日本経済新聞社が2019年07月08日に発表した「2018年主要商品・サービスシェア調査」の結果は、まさに世界の産業地図が激変していることを如実に物語っています。全74品目のうち、実に10品目でトップの座が入れ替わりました。この変化の背景には、各企業がリソースを特定の分野へ集約させる「選択と集中」という経営戦略が鮮明に表れています。SNS上でも、長年首位に君臨していた企業の交代劇に対し、驚きの声が多く寄せられました。

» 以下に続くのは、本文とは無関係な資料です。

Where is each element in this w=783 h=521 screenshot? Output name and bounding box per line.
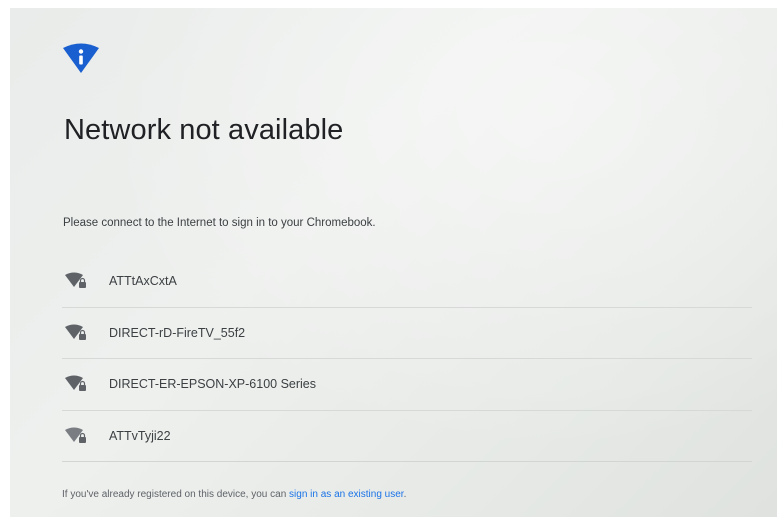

今回の調査で最も象徴的だったのは、発電用大型タービン市場におけるドラマチックな首位交代です。三菱日立パワーシステムズ(MHPS)が45%という圧倒的な市場占有率を記録し、調査開始以来、初めて世界一の座に輝きました。これまでは米国の巨頭ゼネラル・エレクトリック(GE)が王座を守り続けてきましたが、同社は収益性の低い受注をあえて絞り込むという抜本的な事業構造改革を断行しています。その結果、GEのシェアは半減するという衝撃的な結果となりました。
ここで専門用語について少し触れておきましょう。「シェア(市場占有率)」とは、ある特定の市場全体において、その企業の製品がどれくらいの割合を占めているかを示す指標です。一方、「選択と集中」とは、企業が限られた資金や人材を、将来性の高い得意分野にのみ投下し、それ以外の事業を売却したり縮小したりする手法を指します。今回のGEの戦略は、まさに短期的な数字よりも長期的な体質改善を優先した、苦渋の、しかし決断力のある選択だったと言えるでしょう。
デジタル家電と医薬品業界を揺るがす再編の波
技術の進化が著しいデジタル分野でも、大きな動きが観測されています。仮想現実を体験できるVR(バーチャルリアリティ)ヘッドセット市場では、ソニーが首位を堅持しました。ソニーは単にハードウェアを販売するだけでなく、対応するゲームソフトなどのコンテンツ拡充に全力を注いでいます。利用者が「その場にいるような感覚」を味わえるVRの世界において、豊かなソフト群が強力な武器となり、消費者の心を掴んで離さない状況が続いているようです。
さらに、一般用医薬品の分野でも大規模な地殻変動が起きています。こちらでは下位にいた企業が「M&A(企業の合併・買収)」という手法を用いることで、一気に勢力図を塗り替えました。M&Aは、他社の技術や販路を丸ごと手に入れることができるため、スピード感が求められる現代のビジネスにおいて非常に有効な手段です。ハードディスクドライブ(HDD)業界も含め、多くの企業が生き残りをかけて自らの強みを再定義している様子が伺えます。
編集者としての視点から述べさせていただきますと、現在の世界市場はもはや「全方位で勝つこと」が困難な時代に突入しています。MHPSが首位に立ったのは日本の技術力の勝利ですが、一方でGEのように「あえて首位を譲ってでも筋肉質な経営を目指す」という姿勢も、一つの賢明な生存戦略です。シェアの順位という表面的な数字以上に、その裏側にある企業の「何を捨て、何を守るか」という意志を読み取ることが、今後の経済を予測する上で欠かせない鍵となるでしょう。